Wil jolted. “You know him?”
“No,” Brayden replied slowly. “He was in Putnam when I left, but I didn’t meet him. Came flying from the talks in Penley when our reports about Orman and Palmer reached the ambassador.” He narrowed his eyes. “I was told he was merely a lackey to the ambassador.”
A low snort gusted from Wil’s throat, and he rubbed carefully at his temple. “Think about it,” he said quietly. “If someone wanted to get close to the opposition, have the most influence possible, without having to go through the bother of spying or the constrictions of state formalities, what profession do you think would be most convenient?” He lifted a somber stare to Brayden, a bitter smile. “As an ambassador’s ‘lackey,’ he has functional invisibility and complete immunity. He doesn’t even have to show his papers when he crosses the Border.”

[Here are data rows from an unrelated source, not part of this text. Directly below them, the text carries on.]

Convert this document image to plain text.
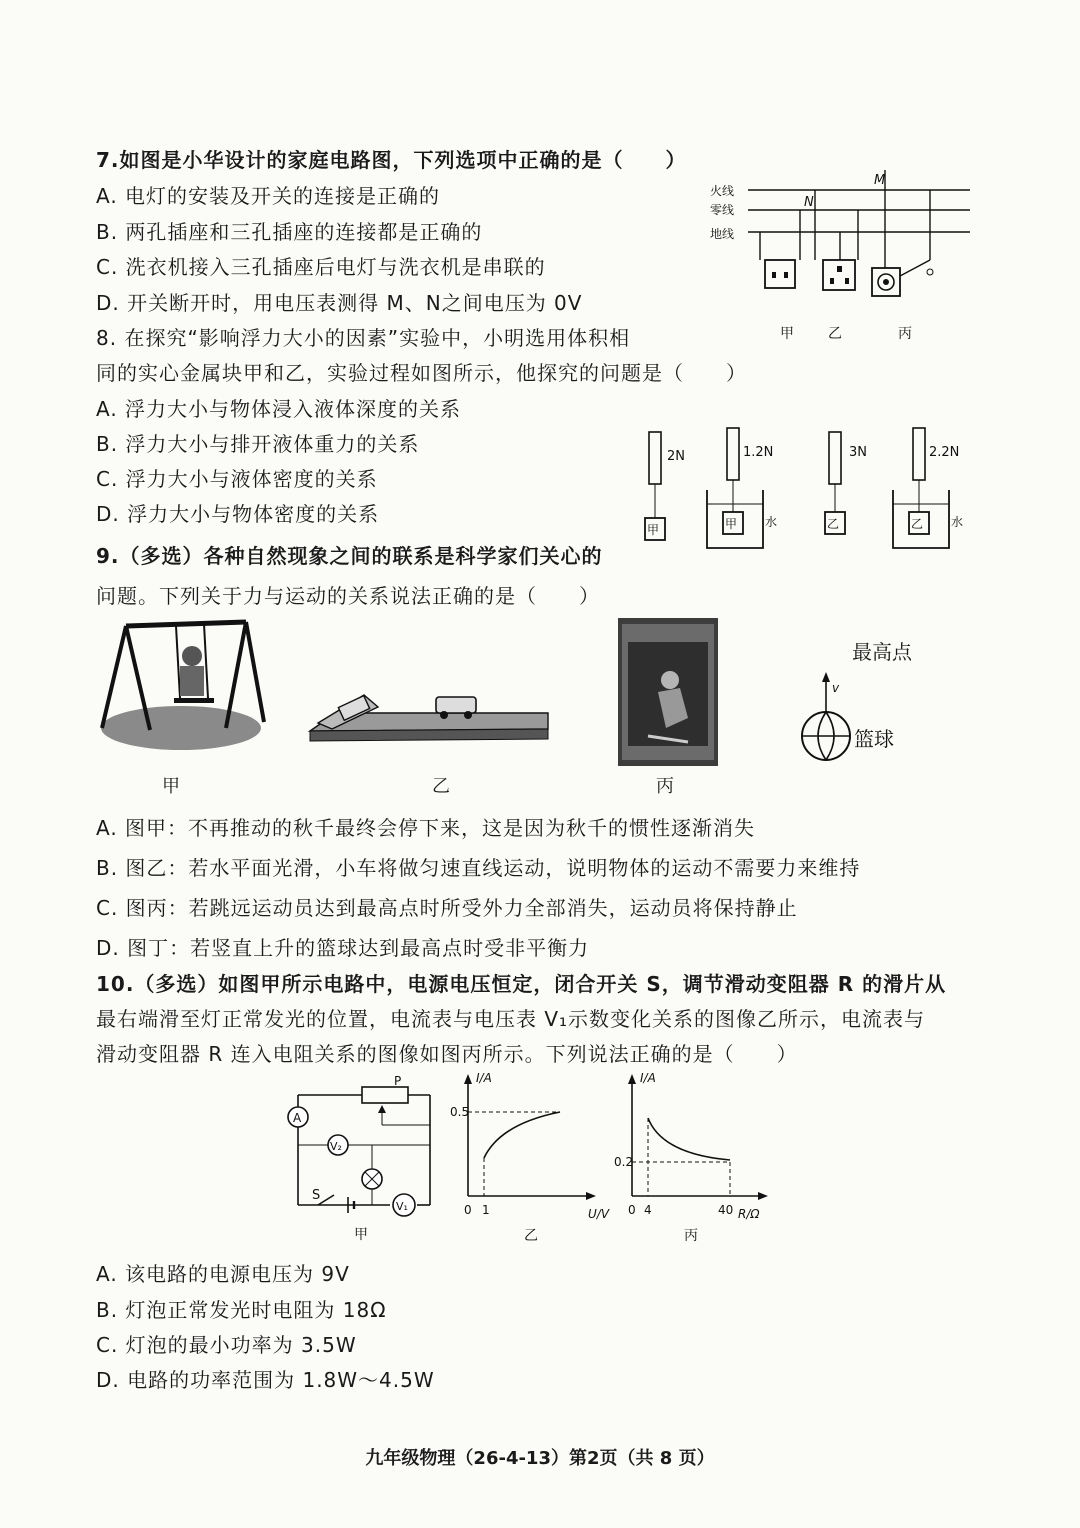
7.如图是小华设计的家庭电路图，下列选项中正确的是（　　）
A. 电灯的安装及开关的连接是正确的
B. 两孔插座和三孔插座的连接都是正确的
C. 洗衣机接入三孔插座后电灯与洗衣机是串联的
D. 开关断开时，用电压表测得 M、N之间电压为 0V
火线
零线
地线
M
N
甲 乙	丙
8. 在探究“影响浮力大小的因素”实验中，小明选用体积相
同的实心金属块甲和乙，实验过程如图所示，他探究的问题是（　　）
A. 浮力大小与物体浸入液体深度的关系
B. 浮力大小与排开液体重力的关系
C. 浮力大小与液体密度的关系
D. 浮力大小与物体密度的关系
甲
2N
甲
1.2N
水	乙
3N
乙
2.2N
水
9.（多选）各种自然现象之间的联系是科学家们关心的
问题。下列关于力与运动的关系说法正确的是（　　）
甲	乙	丙
最高点
v
篮球
A. 图甲：不再推动的秋千最终会停下来，这是因为秋千的惯性逐渐消失
B. 图乙：若水平面光滑，小车将做匀速直线运动，说明物体的运动不需要力来维持
C. 图丙：若跳远运动员达到最高点时所受外力全部消失，运动员将保持静止
D. 图丁：若竖直上升的篮球达到最高点时受非平衡力
10.（多选）如图甲所示电路中，电源电压恒定，闭合开关 S，调节滑动变阻器 R 的滑片从
最右端滑至灯正常发光的位置，电流表与电压表 V₁示数变化关系的图像乙所示，电流表与
滑动变阻器 R 连入电阻关系的图像如图丙所示。下列说法正确的是（　　）
P
A
V₂
S
V₁
甲
I/A
U/V
0.5
0 1
乙
I/A
R/Ω
0.2
0 4	40
丙
A. 该电路的电源电压为 9V
B. 灯泡正常发光时电阻为 18Ω
C. 灯泡的最小功率为 3.5W
D. 电路的功率范围为 1.8W～4.5W
九年级物理（26-4-13）第2页（共 8 页）
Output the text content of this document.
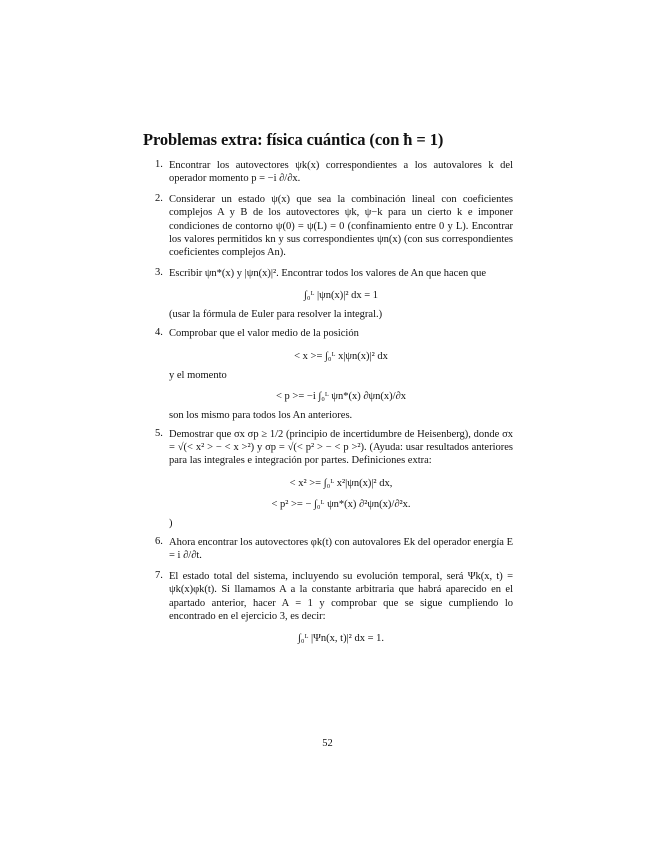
Problemas extra: física cuántica (con ħ = 1)
1. Encontrar los autovectores ψk(x) correspondientes a los autovalores k del operador momento p = −i ∂/∂x.
2. Considerar un estado ψ(x) que sea la combinación lineal con coeficientes complejos A y B de los autovectores ψk, ψ−k para un cierto k e imponer condiciones de contorno ψ(0) = ψ(L) = 0 (confinamiento entre 0 y L). Encontrar los valores permitidos kn y sus correspondientes ψn(x) (con sus correspondientes coeficientes complejos An).
3. Escribir ψn*(x) y |ψn(x)|². Encontrar todos los valores de An que hacen que
∫₀ᴸ |ψn(x)|² dx = 1
(usar la fórmula de Euler para resolver la integral.)
4. Comprobar que el valor medio de la posición
< x >= ∫₀ᴸ x|ψn(x)|² dx
y el momento
< p >= −i ∫₀ᴸ ψn*(x) ∂ψn(x)/∂x
son los mismo para todos los An anteriores.
5. Demostrar que σx σp ≥ 1/2 (principio de incertidumbre de Heisenberg), donde σx = √(< x² > − < x >²) y σp = √(< p² > − < p >²). (Ayuda: usar resultados anteriores para las integrales e integración por partes. Definiciones extra:
< x² >= ∫₀ᴸ x²|ψn(x)|² dx,
< p² >= − ∫₀ᴸ ψn*(x) ∂²ψn(x)/∂²x.
)
6. Ahora encontrar los autovectores φk(t) con autovalores Ek del operador energía E = i ∂/∂t.
7. El estado total del sistema, incluyendo su evolución temporal, será Ψk(x, t) = ψk(x)φk(t). Si llamamos A a la constante arbitraria que habrá aparecido en el apartado anterior, hacer A = 1 y comprobar que se sigue cumpliendo lo encontrado en el ejercicio 3, es decir:
∫₀ᴸ |Ψn(x, t)|² dx = 1.
52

Brayden was silent for a long time, assimilating this revelation, then he sucked in a long breath between his teeth, said, “He came for you.”

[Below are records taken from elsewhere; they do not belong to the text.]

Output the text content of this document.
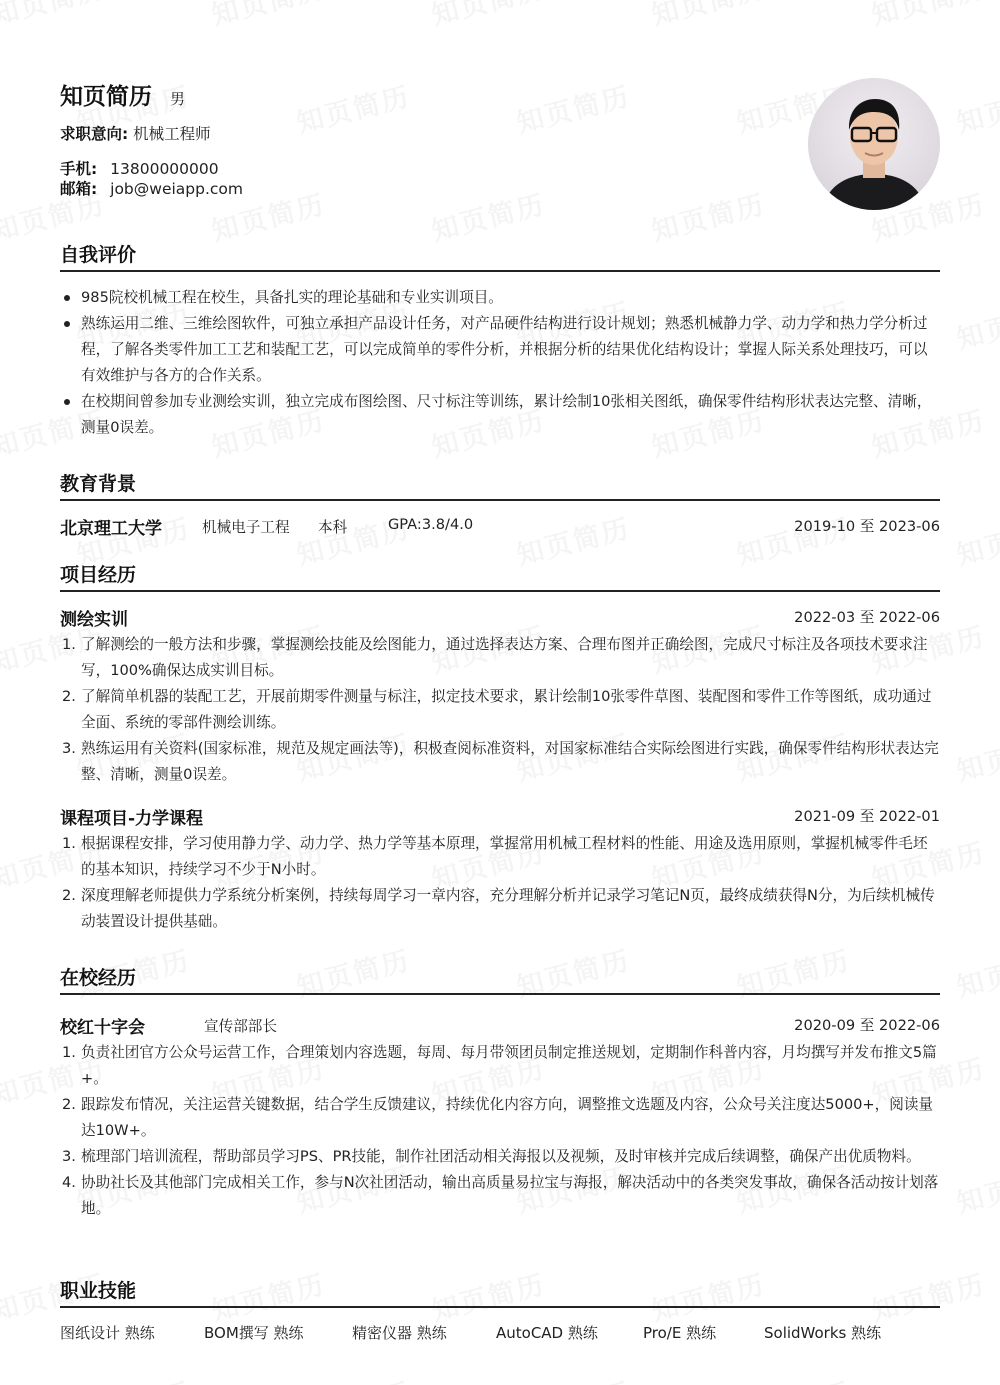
知页简历 男
求职意向: 机械工程师
手机: 13800000000
邮箱: job@weiapp.com
自我评价
985院校机械工程在校生，具备扎实的理论基础和专业实训项目。
熟练运用二维、三维绘图软件，可独立承担产品设计任务，对产品硬件结构进行设计规划；熟悉机械静力学、动力学和热力学分析过程，了解各类零件加工工艺和装配工艺，可以完成简单的零件分析，并根据分析的结果优化结构设计；掌握人际关系处理技巧，可以有效维护与各方的合作关系。
在校期间曾参加专业测绘实训，独立完成布图绘图、尺寸标注等训练，累计绘制10张相关图纸，确保零件结构形状表达完整、清晰，测量0误差。
教育背景
北京理工大学	机械电子工程 本科	GPA:3.8/4.0	2019-10 至 2023-06
项目经历
测绘实训	2022-03 至 2022-06
1. 了解测绘的一般方法和步骤，掌握测绘技能及绘图能力，通过选择表达方案、合理布图并正确绘图，完成尺寸标注及各项技术要求注写，100%确保达成实训目标。
2. 了解简单机器的装配工艺，开展前期零件测量与标注，拟定技术要求，累计绘制10张零件草图、装配图和零件工作等图纸，成功通过全面、系统的零部件测绘训练。
3. 熟练运用有关资料(国家标准，规范及规定画法等)，积极查阅标准资料，对国家标准结合实际绘图进行实践，确保零件结构形状表达完整、清晰，测量0误差。
课程项目-力学课程	2021-09 至 2022-01
1. 根据课程安排，学习使用静力学、动力学、热力学等基本原理，掌握常用机械工程材料的性能、用途及选用原则，掌握机械零件毛坯的基本知识，持续学习不少于N小时。
2. 深度理解老师提供力学系统分析案例，持续每周学习一章内容，充分理解分析并记录学习笔记N页，最终成绩获得N分，为后续机械传动装置设计提供基础。
在校经历
校红十字会	宣传部部长	2020-09 至 2022-06
1. 负责社团官方公众号运营工作，合理策划内容选题，每周、每月带领团员制定推送规划，定期制作科普内容，月均撰写并发布推文5篇+。
2. 跟踪发布情况，关注运营关键数据，结合学生反馈建议，持续优化内容方向，调整推文选题及内容，公众号关注度达5000+，阅读量达10W+。
3. 梳理部门培训流程，帮助部员学习PS、PR技能，制作社团活动相关海报以及视频，及时审核并完成后续调整，确保产出优质物料。
4. 协助社长及其他部门完成相关工作，参与N次社团活动，输出高质量易拉宝与海报，解决活动中的各类突发事故，确保各活动按计划落地。
职业技能
图纸设计 熟练	BOM撰写 熟练	精密仪器 熟练	AutoCAD 熟练	Pro/E 熟练	SolidWorks 熟练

There was no real surprise in Wil. Still, a shudder skittered up his backbone. “Right.” He shook himself, licked dry lips. “Anyway, it was him who found me several years previous, before I was even born. The Chosen wasn’t… it was meant to be one and the same, that’s what they’d wanted since the Guild began, but the Aisling—it had become legend, and no one… I’m not even sure they believed it anymore themselves when Siofra came along. They’d been searching for hundreds of years, thousands, even before Ríocht became its own state, but they didn’t actually find one until Siofra.”
“You,” Brayden said.
Wil nodded. “And so he could do no wrong as far as the Guild was concerned. They allowed him complete discretion, and when he found out what… the things that… I was only
six—how was I supposed to…?” He stopped, made himself breathe evenly, started again. “I was sick, I caught the fever. There was no treatment. They could only give the normal remedies, make a person as comfortable as possible, and hope they got well on their own.” His heart was racing, and a trickle of sweat ran down between his shoulder-blades. “The usual drug of choice was dreamleaf.”

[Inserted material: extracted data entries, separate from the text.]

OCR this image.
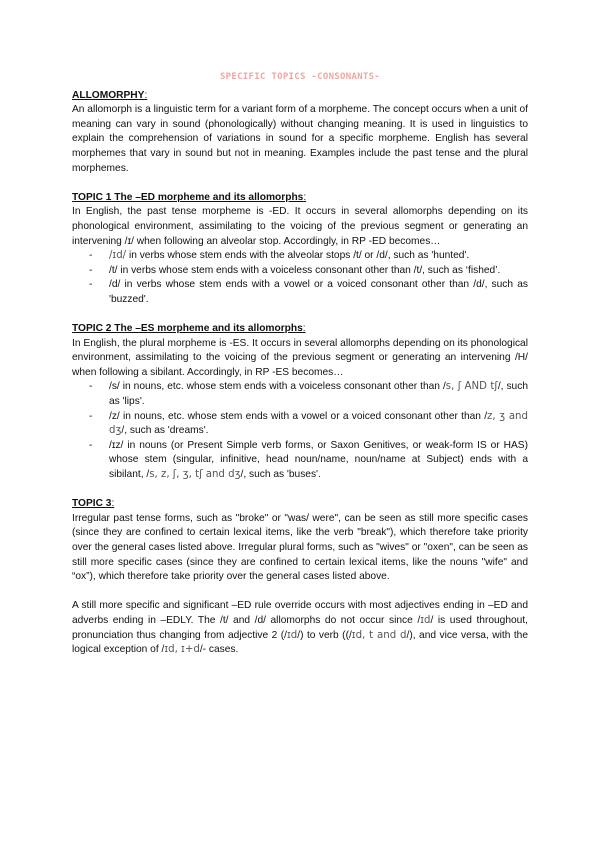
SPECIFIC TOPICS -CONSONANTS-

ALLOMORPHY:

An allomorph is a linguistic term for a variant form of a morpheme. The concept occurs when a unit of meaning can vary in sound (phonologically) without changing meaning. It is used in linguistics to explain the comprehension of variations in sound for a specific morpheme. English has several morphemes that vary in sound but not in meaning. Examples include the past tense and the plural morphemes.

TOPIC 1 The –ED morpheme and its allomorphs:

In English, the past tense morpheme is -ED. It occurs in several allomorphs depending on its phonological environment, assimilating to the voicing of the previous segment or generating an intervening /ɪ/ when following an alveolar stop. Accordingly, in RP -ED becomes…

- /ɪd/ in verbs whose stem ends with the alveolar stops /t/ or /d/, such as 'hunted'.
- /t/ in verbs whose stem ends with a voiceless consonant other than /t/, such as ‘fished’.
- /d/ in verbs whose stem ends with a vowel or a voiced consonant other than /d/, such as 'buzzed'.

TOPIC 2 The –ES morpheme and its allomorphs:

In English, the plural morpheme is -ES. It occurs in several allomorphs depending on its phonological environment, assimilating to the voicing of the previous segment or generating an intervening /H/ when following a sibilant. Accordingly, in RP -ES becomes…

- /s/ in nouns, etc. whose stem ends with a voiceless consonant other than /s, ʃ AND tʃ/, such as 'lips'.
- /z/ in nouns, etc. whose stem ends with a vowel or a voiced consonant other than /z, ʒ and dʒ/, such as 'dreams'.
- /ɪz/ in nouns (or Present Simple verb forms, or Saxon Genitives, or weak-form IS or HAS) whose stem (singular, infinitive, head noun/name, noun/name at Subject) ends with a sibilant, /s, z, ʃ, ʒ, tʃ and dʒ/, such as 'buses'.

TOPIC 3:

Irregular past tense forms, such as "broke" or "was/ were", can be seen as still more specific cases (since they are confined to certain lexical items, like the verb "break"), which therefore take priority over the general cases listed above. Irregular plural forms, such as "wives" or "oxen", can be seen as still more specific cases (since they are confined to certain lexical items, like the nouns "wife" and “ox”), which therefore take priority over the general cases listed above.

A still more specific and significant –ED rule override occurs with most adjectives ending in –ED and adverbs ending in –EDLY. The /t/ and /d/ allomorphs do not occur since /ɪd/ is used throughout, pronunciation thus changing from adjective 2 (/ɪd/) to verb ((/ɪd, t and d/), and vice versa, with the logical exception of /ɪd, ɪ+d/- cases.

He peered up at Brayden, saw no judgment yet, only patient encouragement.
“And…?”
Wil swiped at his brow, shrugged, looked down. “And… well, it’s called such for a reason. For normal people, it helps one sleep and… enhances one’s dreams, makes them more vivid and real. For me, it…”
Why couldn’t he just get it out? He could feel it, locked in a painful lump in his chest, and he wanted it gone, but he couldn’t make his mouth speak the words that would expel it.